Don Mathers said nothing. His face remained expressionless.
“The mechanics report that they could find nothing wrong with your engines, Lieutenant.”
“Sometimes, sir, whatever is wrong fixes itself. Possibly a spot of bad fuel. It finally burns out and you’re back on good fuel again. But by that time you’re also back to the base.”
The Commodore said impatiently, “I don’t need a lesson in the shortcomings of the One Man Scout, Lieutenant. I piloted one for nearly five years. I know their shortcomings—and those of their pilots.”
“I don’t understand, sir.”
The Commodore looked down at the ball of his thumb. “You’re out in space for anywhere from two weeks to a month. All alone. You’re looking for Kraden ships which practically never turn up. In military history the only remotely similar situation I can think of were the pilots of World War One pursuit planes, in the early years of the war, when they still flew singly, not in formation. But even they were up there alone for only a couple of hours or so.”
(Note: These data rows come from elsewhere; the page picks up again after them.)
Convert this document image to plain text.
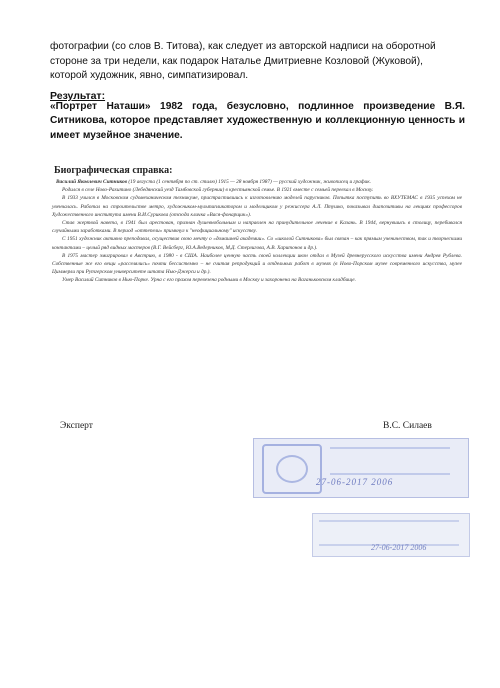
фотографии (со слов В. Титова), как следует из авторской надписи на оборотной стороне за три недели, как подарок Наталье Дмитриевне Козловой (Жуковой), которой художник, явно, симпатизировал.
Результат:
«Портрет Наташи» 1982 года, безусловно, подлинное произведение В.Я. Ситникова, которое представляет художественную и коллекционную ценность и имеет музейное значение.
Биографическая справка:

Василий Яковлевич Ситников (19 августа (1 сентября по ст. стилю) 1915 — 28 ноября 1987) — русский художник, живописец и график.

Родился в селе Ново-Рахитино (Лебедянский уезд Тамбовской губернии) в крестьянской семье. В 1921 вместе с семьей переехал в Москву.

В 1933 учился в Московском судомеханическом техникуме, пристрастившись к изготовлению моделей парусников. Попытка поступить во ВХУТЕМАС в 1935 успехом не увенчалась. Работал на строительстве метро, художником-мультипликатором и моделщиком у режиссера А.Л. Птушко, показывал диапозитивы на лекциях профессоров Художественного института имени В.И.Сурикова (отсюда кличка «Вася-фонарщик»).

Став жертвой навета, в 1941 был арестован, признан душевнобольным и направлен на принудительное лечение в Казань. В 1944, вернувшись в столицу, перебивался случайными заработками. В период «оттепели» примкнул к "неофициальному" искусству.

С 1951 художник активно преподавал, осуществив свою мечту о «домашней академии». Со «школой Ситникова» был связан – как прямым ученичеством, так и творческими контактами – целый ряд видных мастеров (В.Г. Вейсберг, Ю.А.Ведерников, М.Д. Стерлигова, А.В. Харитонов и др.).

В 1975 мастер эмигрировал в Австрию, в 1980 - в США. Наиболее ценную часть своей коллекции икон отдал в Музей древнерусского искусства имени Андрея Рублева. Собственные же его вещи «расселялись» почти бессистемно – не считая репродукций и отдельных работ в музеях (в Ново-Порском музее современного искусства, музее Циммерли при Рутгерском университете штата Нью-Джерси и др.).

Умер Василий Ситников в Нью-Порке. Урна с его прахом перевезена родными в Москву и захоронена на Ваганьковском кладбище.

Эксперт	В.С. Силаев
27-06-2017 2006
27-06-2017 2006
“Yes, sir,” Don said meaninglessly.
The Commodore said, “We, here at command, figure on you fellows getting a touch of space cafard once in a while and, ah, imagining something wrong in the engines and coming in. But,” here the Commodore cleared his throat, “four times out of six? Are you sure you don’t need a psych, Lieutenant?”
Don Mathers flushed. “No, sir, I don’t think so.”
The Commodore’s voice went militarily expressionless. “Very well, Lieutenant. You’ll have the customary three weeks leave before going out again. Dismissed.”
Don saluted snappily, wheeled and marched from the office.
Outside, in the corridor, he muttered a curse. What did that chairborne brass hat know about space cafard? About the depthless blackness, the wretchedness of free fall, the tides of primitive terror that swept you when the animal realization hit that you were away, away, away from the environment that gave you birth. That you were alone, alone, alone. A million, a million-million miles from your nearest fellow human. Space cafard, in a craft little larger than a good-sized closet! What did the Commodore know about it?
Don Mathers had conveniently forgotten the other’s claim to five years’ service in the Scouts.
He made his way from Space Command Headquarters, Third Division, to Harry’s Nuevo Mexico Bar. He found the place empty at this time of the day and climbed onto a stool.
Harry said, “Hi, Lootenant, thought you were due for a patrol. How come you’re back so soon?”
Don said coldly, “You prying into security subjects, Harry?”
“Well, gee, no Lootenant. You know me. I know all the boys. I was just making conversation.”
“Look, how about some more credit, Harry? I don’t have any pay coming up for a week.”